C'est exactement le genre de chose que le MIT espère résoudre en travaillant avec les responsables de Cambridge pour commencer à améliorer Kendall Square au niveau de la rue. En septembre, une série de séances de remue-méninges ouvertes aux étudiants, aux professeurs, au personnel et aux membres de la communauté ont exploré des idées pour animer les espaces accessibles au public du quartier. Les idées proposées incluent la création de nouveaux espaces pour les épiciers spécialisés, les restaurants, les salons du livre, la musique et la danse en plein air, ainsi que l'art public et les expositions interactives célébrant la technologie. La proposition finale, qui nécessitera probablement des changements importants dans le zonage, devrait entraîner un réaménagement à usage mixte des propriétés Kendall Square du MIT qui comprendra très probablement des commerces et des restaurants au rez-de-chaussée, des espaces de rassemblement publics, des logements et des entreprises, universitaires , et espace de recherche.
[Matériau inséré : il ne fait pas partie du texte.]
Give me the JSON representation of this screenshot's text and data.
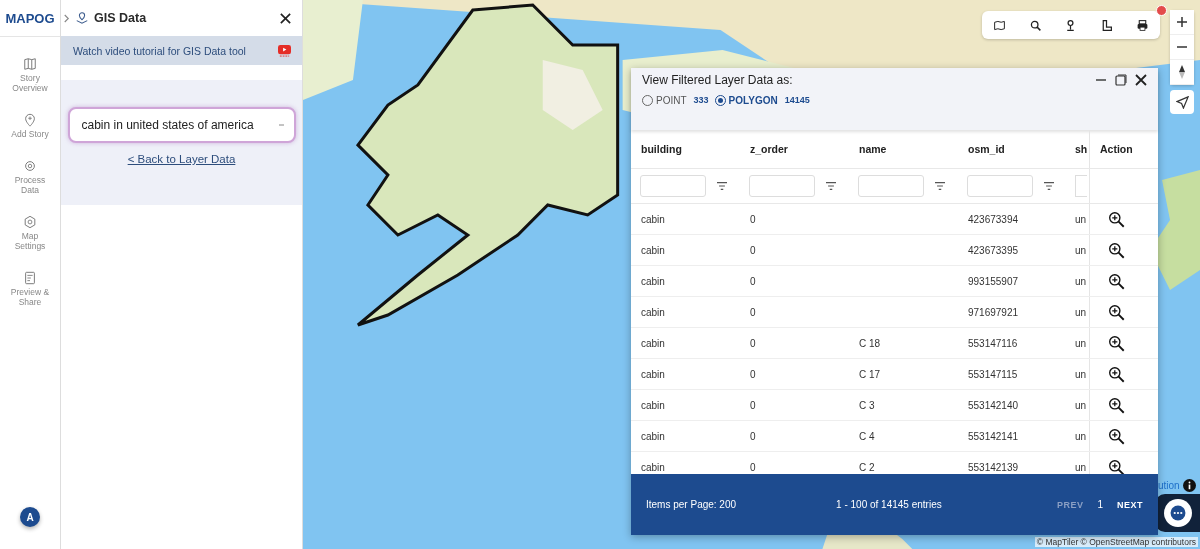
{
  "logo": "MAPOG",
  "rail": {
    "items": [
      {
        "label": "Story Overview"
      },
      {
        "label": "Add Story"
      },
      {
        "label": "Process Data"
      },
      {
        "label": "Map Settings"
      },
      {
        "label": "Preview & Share"
      }
    ],
    "avatar": "A"
  },
  "panel": {
    "title": "GIS Data",
    "tutorial": "Watch video tutorial for GIS Data tool",
    "layer": "cabin in united states of america",
    "back_link": "< Back to Layer Data"
  },
  "data_window": {
    "title": "View Filtered Layer Data as:",
    "options": [
      {
        "label": "POINT",
        "count": "333",
        "selected": false
      },
      {
        "label": "POLYGON",
        "count": "14145",
        "selected": true
      }
    ],
    "columns": [
      "building",
      "z_order",
      "name",
      "osm_id",
      "sh"
    ],
    "action_column": "Action",
    "rows": [
      [
        "cabin",
        "0",
        "",
        "423673394",
        "un"
      ],
      [
        "cabin",
        "0",
        "",
        "423673395",
        "un"
      ],
      [
        "cabin",
        "0",
        "",
        "993155907",
        "un"
      ],
      [
        "cabin",
        "0",
        "",
        "971697921",
        "un"
      ],
      [
        "cabin",
        "0",
        "C 18",
        "553147116",
        "un"
      ],
      [
        "cabin",
        "0",
        "C 17",
        "553147115",
        "un"
      ],
      [
        "cabin",
        "0",
        "C 3",
        "553142140",
        "un"
      ],
      [
        "cabin",
        "0",
        "C 4",
        "553142141",
        "un"
      ],
      [
        "cabin",
        "0",
        "C 2",
        "553142139",
        "un"
      ]
    ],
    "footer": {
      "items_per_page": "Items per Page: 200",
      "range": "1 - 100 of 14145 entries",
      "prev": {
        "label": "PREV",
        "disabled": true
      },
      "page": "1",
      "next": {
        "label": "NEXT",
        "disabled": false
      }
    }
  },
  "map": {
    "attribution_button": "ution",
    "attribution": "© MapTiler © OpenStreetMap contributors",
    "notification": true
  }
}
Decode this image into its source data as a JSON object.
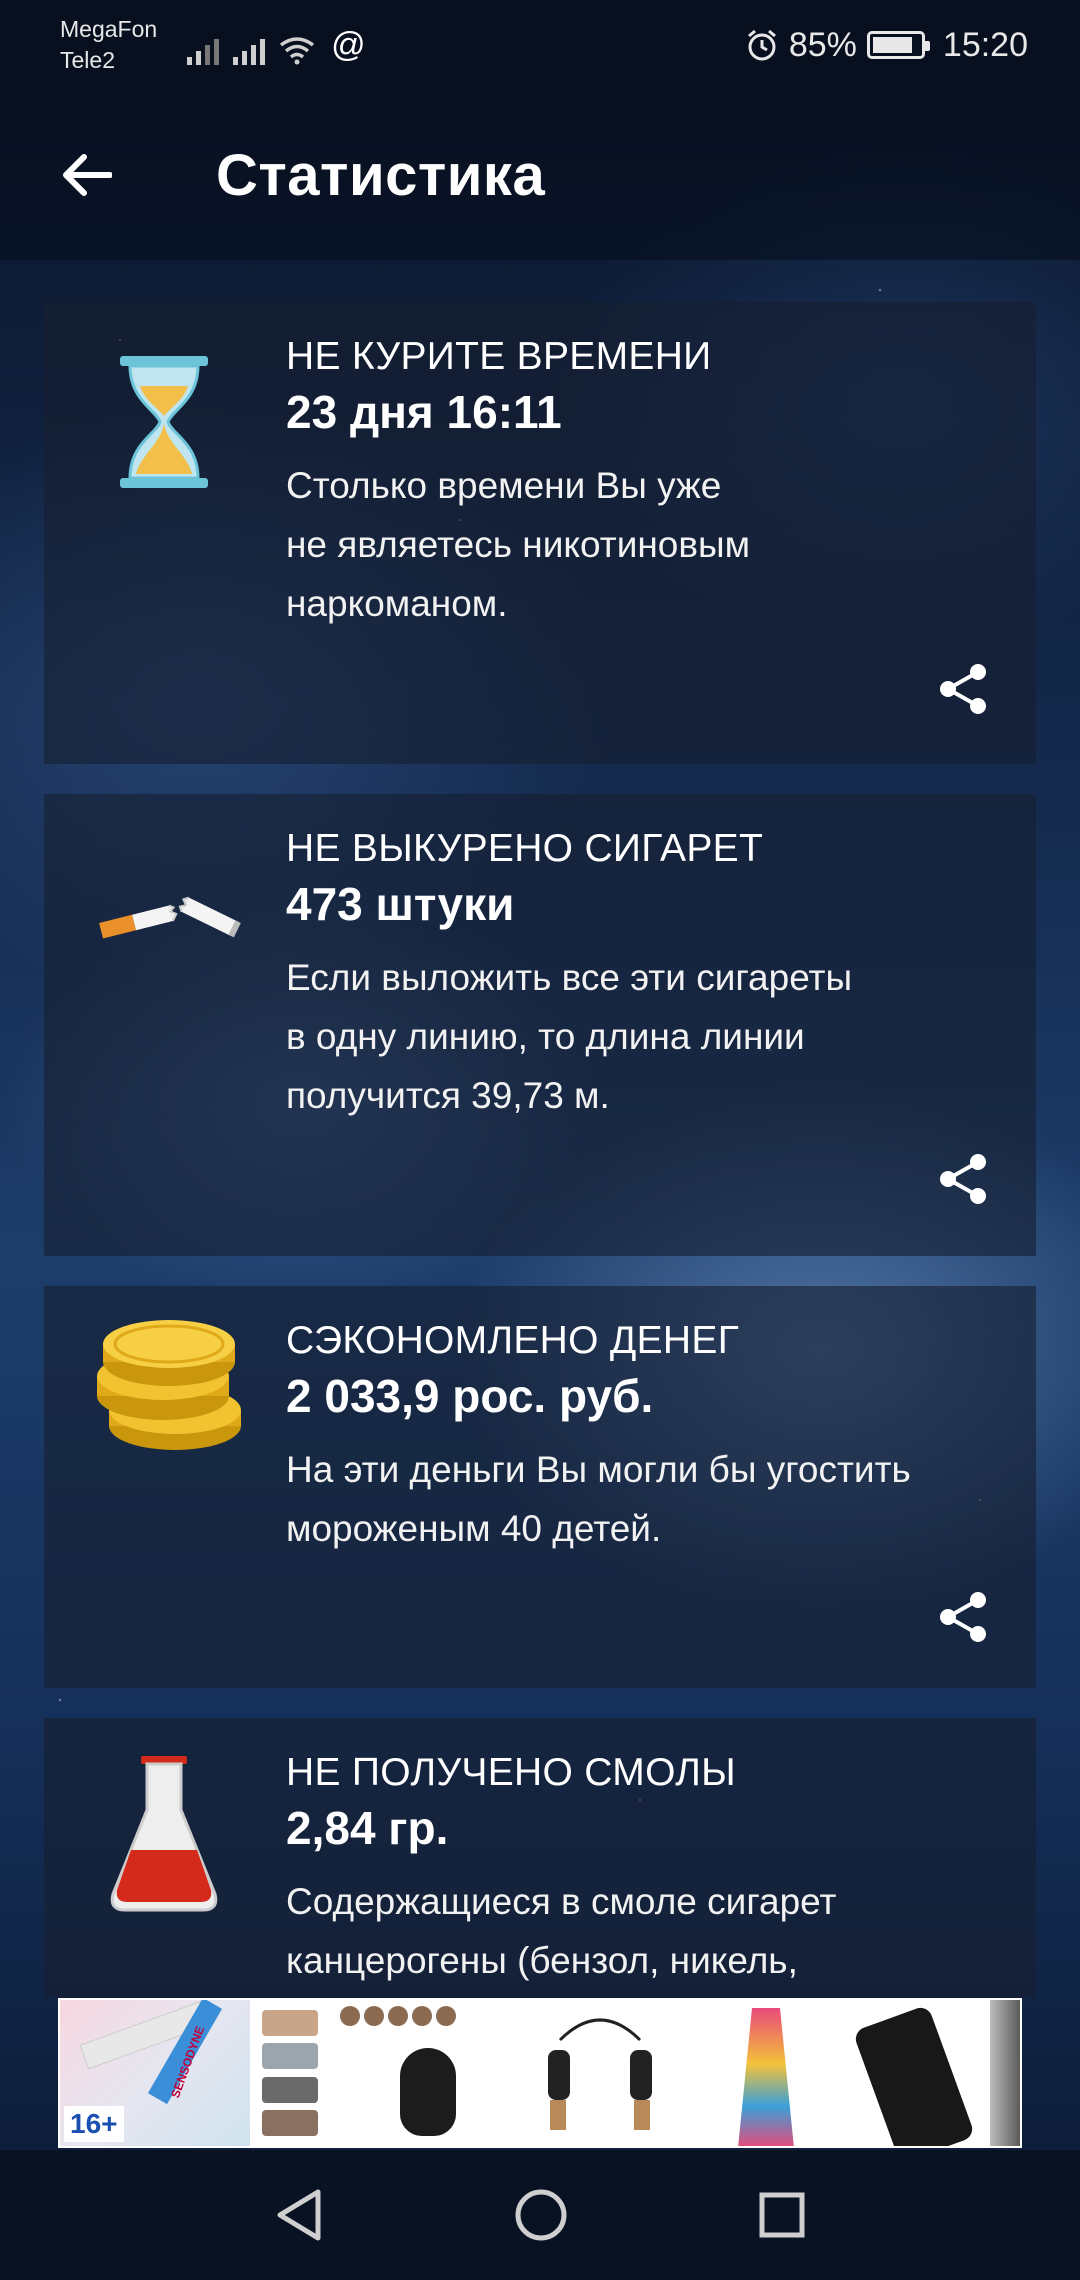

Kendall Square abrite une sorte d'intensité créative que vous ne rencontrez pas beaucoup d'autres endroits sur terre : il a une culture entrepreneuriale et une concentration incroyablement inspirante sur les problèmes importants de la société, a déclaré la présidente du MIT, Susan Hockfield, dans un discours à la Kendall Square Association. février dernier. Si nous voulons que Kendall Square grandisse et prospère à long terme, nous devons nous assurer que les entrepreneurs les plus créatifs et les inventeurs et scientifiques les plus talentueux trouvent Kendall Square si magnétique, si attrayant, qu'ils ne peuvent pas penser sérieusement à d'autres options.

Même si Cambridge continue d'évoluer, un coin de celui-ci rend hommage à son passé industriel. À l'extrémité nord-ouest du campus du MIT, dans une partie du vaste terrain autrefois occupé par la Simplex Wire and Cable Company, University Park est une petite oasis de verdure parmi des immeubles d'appartements haut de gamme, des laboratoires et des cafés. Ses pelouses sont parsemées d'un certain nombre d'ornements métalliques particuliers, y compris un modèle réduit de trois télescopes pointant vers le ciel, une bobine de câblage de six pieds de haut, un modèle d'architecte du complexe de l'usine Simplex et une réplique en laiton d'un papier renversé. sac des célèbres cœurs de conversation de Necco. Situé juste à l'ouest de l'avenue Mass. sur Sidney Street, non loin de l'ancienne usine Necco (maintenant Novartis) et de l'ancien bâtiment de la General Radio Company (maintenant le musée MIT), il sert de petit témoignage aux occupants de Cambridge d'antan.